Machine translation and secondary publishers

matmaxgeds · February 27, 2019, 8:30am

Hi,

I had been thinking about machine translation of IATI a while back and the recent discussion on globaldevhub stimulated it again.

One issue that I came up against last time is that I had imagined that we would lookup the recipient country, cross-reference with a list of national languages, and then re-publish all the text fields in the national languages. However, my understanding was that republishing needs to be done as a ‘secondary-publisher’ but it is very difficult to see data from secondary publishers in any of the user-facing tools.

For example, I was just trying to see some secondary publishers in d-portal but don’t seem to be able to get them to come up in the publisher list. The FAQ says that they are excluded from the calculations but this suggests that they should still be in the publisher list?

This isn’t really about d-portal, but a question asking for feedback on whether anyone can suggest whether there is going to be an easy route to end-users being able to see the machine translated data in order to decide whether setting up machine translation would be worth it (although it wouldn’t be that much effort).

Thoughts much appreciated,

Matt

bill_anderson · February 27, 2019, 8:49am

Good idea. Not sure secondary publishing is the answer though. On the wish list for DataStore Phase 3?

matmaxgeds · March 1, 2019, 1:38pm

Would doing it as a primary-publisher be better, or you don’t think that publishing them is the way forward?

I think I am against this idea that the datastore should be adjusting, tweaking, imputing, assuming or doing anything to data - otherwise tools that use the datastore will get different results from tools that use the registry - which I think would be pretty disruptive to the ecosystem. The job of the datastore is to make it easier to access data. Note that I am already concerned that the datastore will follow OIPA and do things like making assumptions where percentages don’t add up (for me this is the job of the ruleset that is now being discussed a lot).

If the translated versions were published, the datastore could allow you to select what language you wanted to see/download for fields where there were multiple language options available - I presume it would already do that, publishing them would just mean there were more options to pick from. Is there a timeline for Datastore v3 - I had guessed it is several years away?

YohannaLoucheur · March 1, 2019, 3:58pm

Why would you need to re-publish translated text? Would it not make more sense to have machine translation as an option for the end user? Something like a button onsay D-portal that would offer to translate the content for you? (a bit like Google does)

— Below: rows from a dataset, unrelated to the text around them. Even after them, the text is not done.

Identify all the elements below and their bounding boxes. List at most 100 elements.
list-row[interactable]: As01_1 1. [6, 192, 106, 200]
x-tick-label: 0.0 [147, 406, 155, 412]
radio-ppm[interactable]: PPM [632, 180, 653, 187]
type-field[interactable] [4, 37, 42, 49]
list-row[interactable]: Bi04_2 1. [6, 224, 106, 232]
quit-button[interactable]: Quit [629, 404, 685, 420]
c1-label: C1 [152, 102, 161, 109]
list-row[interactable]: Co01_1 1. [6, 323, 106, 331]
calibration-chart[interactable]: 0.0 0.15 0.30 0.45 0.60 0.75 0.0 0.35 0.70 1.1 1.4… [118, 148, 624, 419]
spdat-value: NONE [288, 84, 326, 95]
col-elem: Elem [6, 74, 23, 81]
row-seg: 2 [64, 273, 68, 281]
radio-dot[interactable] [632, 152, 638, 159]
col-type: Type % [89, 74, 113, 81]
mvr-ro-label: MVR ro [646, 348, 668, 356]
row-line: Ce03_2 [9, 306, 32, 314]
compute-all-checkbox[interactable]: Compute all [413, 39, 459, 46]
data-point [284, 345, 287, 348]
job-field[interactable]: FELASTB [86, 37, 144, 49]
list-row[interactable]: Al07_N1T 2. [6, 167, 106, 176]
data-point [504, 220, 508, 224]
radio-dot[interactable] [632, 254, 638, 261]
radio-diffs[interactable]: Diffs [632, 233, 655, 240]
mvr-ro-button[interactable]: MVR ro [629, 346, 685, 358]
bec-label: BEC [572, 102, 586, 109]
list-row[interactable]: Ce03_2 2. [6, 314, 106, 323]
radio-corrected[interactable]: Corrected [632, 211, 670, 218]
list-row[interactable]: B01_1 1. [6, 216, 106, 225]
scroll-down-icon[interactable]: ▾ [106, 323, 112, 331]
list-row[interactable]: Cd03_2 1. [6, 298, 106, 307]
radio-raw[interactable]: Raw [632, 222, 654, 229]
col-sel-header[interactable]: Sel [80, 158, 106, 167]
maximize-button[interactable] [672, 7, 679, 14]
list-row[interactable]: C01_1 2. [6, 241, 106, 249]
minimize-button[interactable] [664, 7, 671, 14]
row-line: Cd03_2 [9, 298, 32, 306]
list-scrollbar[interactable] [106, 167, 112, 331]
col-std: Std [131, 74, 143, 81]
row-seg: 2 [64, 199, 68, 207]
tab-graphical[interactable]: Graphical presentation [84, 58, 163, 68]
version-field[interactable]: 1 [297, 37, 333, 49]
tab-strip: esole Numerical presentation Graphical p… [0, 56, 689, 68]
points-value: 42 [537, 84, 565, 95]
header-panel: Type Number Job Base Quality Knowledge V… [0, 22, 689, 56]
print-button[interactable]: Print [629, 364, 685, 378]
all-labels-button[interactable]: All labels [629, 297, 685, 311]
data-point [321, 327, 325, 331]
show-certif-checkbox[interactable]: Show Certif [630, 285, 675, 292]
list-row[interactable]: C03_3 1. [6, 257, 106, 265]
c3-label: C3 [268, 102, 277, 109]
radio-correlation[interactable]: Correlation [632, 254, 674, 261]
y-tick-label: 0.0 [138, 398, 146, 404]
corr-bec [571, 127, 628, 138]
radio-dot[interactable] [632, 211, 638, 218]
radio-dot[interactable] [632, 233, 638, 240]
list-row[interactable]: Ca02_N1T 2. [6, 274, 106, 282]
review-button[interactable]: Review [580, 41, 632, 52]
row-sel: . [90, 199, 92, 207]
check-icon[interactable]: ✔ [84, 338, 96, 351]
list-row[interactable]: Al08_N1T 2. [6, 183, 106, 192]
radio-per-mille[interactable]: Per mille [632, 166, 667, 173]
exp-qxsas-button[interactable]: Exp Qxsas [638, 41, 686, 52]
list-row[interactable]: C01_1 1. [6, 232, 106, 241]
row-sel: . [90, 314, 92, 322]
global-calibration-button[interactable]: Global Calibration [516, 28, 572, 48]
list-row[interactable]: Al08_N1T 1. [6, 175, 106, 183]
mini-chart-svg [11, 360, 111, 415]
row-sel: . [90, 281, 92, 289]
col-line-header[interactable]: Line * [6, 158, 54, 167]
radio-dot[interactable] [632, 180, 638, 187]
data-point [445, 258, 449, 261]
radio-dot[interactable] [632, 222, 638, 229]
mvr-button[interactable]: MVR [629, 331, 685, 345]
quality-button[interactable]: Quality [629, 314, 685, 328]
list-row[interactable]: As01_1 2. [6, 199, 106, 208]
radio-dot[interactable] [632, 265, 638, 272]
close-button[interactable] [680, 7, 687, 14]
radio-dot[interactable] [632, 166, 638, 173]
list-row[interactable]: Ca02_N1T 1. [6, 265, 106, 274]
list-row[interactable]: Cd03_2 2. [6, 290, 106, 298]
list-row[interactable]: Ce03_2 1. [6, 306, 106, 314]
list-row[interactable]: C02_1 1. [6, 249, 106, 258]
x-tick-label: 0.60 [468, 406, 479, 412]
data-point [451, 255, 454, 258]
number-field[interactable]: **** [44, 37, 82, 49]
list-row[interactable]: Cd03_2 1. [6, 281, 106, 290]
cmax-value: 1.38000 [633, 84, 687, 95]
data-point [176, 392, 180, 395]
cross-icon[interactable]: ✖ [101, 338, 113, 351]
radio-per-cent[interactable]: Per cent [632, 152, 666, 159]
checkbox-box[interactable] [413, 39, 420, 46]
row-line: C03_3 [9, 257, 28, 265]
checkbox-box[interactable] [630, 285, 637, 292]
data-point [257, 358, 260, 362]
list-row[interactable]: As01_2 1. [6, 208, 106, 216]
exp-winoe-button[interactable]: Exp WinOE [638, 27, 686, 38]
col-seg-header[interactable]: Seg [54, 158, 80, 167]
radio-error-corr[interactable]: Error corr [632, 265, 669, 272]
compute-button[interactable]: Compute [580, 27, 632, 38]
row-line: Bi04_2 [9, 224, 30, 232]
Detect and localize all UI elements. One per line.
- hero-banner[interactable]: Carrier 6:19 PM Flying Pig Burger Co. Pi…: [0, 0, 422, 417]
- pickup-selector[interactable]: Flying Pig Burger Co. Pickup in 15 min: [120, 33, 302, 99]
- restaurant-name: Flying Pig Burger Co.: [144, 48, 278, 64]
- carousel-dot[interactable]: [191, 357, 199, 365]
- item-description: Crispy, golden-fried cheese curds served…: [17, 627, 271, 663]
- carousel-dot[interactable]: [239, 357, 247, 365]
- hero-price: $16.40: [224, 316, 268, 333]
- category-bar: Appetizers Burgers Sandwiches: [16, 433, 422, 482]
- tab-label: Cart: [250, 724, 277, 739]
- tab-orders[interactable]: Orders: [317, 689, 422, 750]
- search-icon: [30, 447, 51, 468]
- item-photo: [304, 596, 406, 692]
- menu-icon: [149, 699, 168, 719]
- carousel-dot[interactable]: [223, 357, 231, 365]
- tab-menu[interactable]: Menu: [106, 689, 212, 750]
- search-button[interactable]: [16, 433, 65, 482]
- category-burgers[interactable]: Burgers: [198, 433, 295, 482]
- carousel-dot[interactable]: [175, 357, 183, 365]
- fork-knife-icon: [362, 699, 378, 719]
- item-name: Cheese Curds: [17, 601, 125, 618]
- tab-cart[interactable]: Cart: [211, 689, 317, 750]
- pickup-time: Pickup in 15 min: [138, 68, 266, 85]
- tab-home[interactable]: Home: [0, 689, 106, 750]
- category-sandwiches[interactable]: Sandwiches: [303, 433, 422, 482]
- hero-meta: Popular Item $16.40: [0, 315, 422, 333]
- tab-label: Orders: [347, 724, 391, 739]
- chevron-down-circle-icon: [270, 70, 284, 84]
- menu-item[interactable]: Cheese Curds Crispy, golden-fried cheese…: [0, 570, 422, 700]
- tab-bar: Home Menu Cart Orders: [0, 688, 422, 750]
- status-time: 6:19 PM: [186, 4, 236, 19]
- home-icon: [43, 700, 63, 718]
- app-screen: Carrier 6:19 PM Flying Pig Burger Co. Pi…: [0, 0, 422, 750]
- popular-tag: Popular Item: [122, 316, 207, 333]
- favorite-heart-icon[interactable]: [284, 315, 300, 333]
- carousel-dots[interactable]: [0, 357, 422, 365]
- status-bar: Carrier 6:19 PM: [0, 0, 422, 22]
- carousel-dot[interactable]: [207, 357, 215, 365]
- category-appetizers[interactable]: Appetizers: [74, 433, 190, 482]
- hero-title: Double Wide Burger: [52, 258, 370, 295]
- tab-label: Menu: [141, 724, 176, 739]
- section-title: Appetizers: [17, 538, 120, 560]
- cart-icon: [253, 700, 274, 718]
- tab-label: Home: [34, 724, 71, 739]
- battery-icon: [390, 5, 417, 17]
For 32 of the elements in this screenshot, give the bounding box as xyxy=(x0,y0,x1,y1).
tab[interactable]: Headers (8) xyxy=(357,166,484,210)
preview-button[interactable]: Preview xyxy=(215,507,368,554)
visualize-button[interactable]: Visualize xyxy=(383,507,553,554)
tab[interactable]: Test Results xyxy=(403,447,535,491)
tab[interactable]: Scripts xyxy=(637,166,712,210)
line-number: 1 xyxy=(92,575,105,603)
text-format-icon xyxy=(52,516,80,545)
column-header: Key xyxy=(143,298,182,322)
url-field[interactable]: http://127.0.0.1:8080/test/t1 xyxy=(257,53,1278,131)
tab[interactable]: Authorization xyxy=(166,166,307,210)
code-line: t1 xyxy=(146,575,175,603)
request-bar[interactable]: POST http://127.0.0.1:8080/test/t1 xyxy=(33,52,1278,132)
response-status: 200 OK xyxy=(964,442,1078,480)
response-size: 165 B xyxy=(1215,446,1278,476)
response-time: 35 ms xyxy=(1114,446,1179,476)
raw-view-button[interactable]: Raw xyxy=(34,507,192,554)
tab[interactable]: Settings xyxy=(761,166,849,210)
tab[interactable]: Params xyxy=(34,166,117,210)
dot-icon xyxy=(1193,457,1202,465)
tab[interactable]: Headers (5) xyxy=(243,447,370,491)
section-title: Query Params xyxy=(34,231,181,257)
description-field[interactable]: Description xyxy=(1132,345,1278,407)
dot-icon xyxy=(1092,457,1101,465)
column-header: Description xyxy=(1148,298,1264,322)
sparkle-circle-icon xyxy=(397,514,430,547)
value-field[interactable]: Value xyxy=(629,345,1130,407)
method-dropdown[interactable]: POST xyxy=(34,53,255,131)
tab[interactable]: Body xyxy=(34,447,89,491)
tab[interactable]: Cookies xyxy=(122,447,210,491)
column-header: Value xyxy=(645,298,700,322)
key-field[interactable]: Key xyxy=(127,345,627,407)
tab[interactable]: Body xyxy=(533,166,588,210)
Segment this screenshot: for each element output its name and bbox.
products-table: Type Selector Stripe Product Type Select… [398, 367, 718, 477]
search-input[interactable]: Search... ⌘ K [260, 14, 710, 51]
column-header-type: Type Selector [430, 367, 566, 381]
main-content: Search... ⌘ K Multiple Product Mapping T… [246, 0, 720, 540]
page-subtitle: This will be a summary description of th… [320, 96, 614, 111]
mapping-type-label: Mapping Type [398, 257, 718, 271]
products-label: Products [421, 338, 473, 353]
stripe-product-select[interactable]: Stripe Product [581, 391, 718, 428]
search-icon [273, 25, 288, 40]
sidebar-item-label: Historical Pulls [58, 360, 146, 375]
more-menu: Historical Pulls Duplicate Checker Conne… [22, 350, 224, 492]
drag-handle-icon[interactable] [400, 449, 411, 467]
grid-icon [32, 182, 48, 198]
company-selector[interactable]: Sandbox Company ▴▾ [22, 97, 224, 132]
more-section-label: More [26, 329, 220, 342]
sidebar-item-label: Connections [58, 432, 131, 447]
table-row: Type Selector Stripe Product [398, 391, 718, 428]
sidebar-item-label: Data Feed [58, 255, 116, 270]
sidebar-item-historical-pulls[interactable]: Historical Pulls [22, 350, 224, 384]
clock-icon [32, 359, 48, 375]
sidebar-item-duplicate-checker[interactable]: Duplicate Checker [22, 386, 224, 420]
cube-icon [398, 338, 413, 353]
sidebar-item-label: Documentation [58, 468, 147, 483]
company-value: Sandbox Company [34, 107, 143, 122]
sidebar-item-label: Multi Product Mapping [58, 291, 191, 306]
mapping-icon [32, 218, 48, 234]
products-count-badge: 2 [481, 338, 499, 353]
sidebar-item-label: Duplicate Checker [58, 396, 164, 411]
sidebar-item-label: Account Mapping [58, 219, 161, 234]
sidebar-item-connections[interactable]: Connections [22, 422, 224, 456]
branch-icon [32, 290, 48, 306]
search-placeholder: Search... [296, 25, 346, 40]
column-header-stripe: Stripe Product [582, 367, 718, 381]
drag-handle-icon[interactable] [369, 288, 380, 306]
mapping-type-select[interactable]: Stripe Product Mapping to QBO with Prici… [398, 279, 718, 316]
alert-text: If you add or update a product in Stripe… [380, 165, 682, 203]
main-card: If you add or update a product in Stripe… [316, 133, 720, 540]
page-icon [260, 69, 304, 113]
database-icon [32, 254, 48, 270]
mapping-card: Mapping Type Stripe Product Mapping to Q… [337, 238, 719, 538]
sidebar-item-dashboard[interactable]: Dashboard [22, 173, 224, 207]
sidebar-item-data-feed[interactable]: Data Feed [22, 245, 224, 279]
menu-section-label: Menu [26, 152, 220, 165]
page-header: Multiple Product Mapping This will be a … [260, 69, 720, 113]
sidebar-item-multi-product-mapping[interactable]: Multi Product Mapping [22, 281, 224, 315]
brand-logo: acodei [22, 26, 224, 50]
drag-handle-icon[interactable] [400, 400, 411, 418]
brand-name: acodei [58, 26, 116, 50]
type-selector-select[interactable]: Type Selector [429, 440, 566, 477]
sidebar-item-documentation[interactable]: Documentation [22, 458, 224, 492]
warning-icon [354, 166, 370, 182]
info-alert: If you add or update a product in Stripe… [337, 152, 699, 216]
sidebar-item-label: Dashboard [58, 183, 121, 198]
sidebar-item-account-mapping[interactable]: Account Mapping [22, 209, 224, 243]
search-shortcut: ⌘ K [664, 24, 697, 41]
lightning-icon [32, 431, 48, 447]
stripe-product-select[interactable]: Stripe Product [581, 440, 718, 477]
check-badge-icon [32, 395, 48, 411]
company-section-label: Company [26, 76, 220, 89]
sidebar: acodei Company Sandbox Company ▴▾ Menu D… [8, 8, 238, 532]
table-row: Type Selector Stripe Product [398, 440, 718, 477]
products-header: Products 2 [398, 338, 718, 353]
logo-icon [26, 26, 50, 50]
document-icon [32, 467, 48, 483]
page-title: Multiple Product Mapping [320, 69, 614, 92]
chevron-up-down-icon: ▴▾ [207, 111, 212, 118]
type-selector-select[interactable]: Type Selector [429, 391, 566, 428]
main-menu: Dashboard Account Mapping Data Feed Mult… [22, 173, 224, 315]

matmaxgeds · March 1, 2019, 4:23pm

For all those end users who do not have machine translation built into their systems - plus the efficiencies of ‘do once, use everywhere’. I am not complaining if d-portal, OIPA, aidstream, the datastore, open UNICEF, each AIMS etc all want to implement it, a) it just doesn’t seem the most efficient and b) none of them have done so far and by publishing translations, it becomes available in all systems without them doing anything.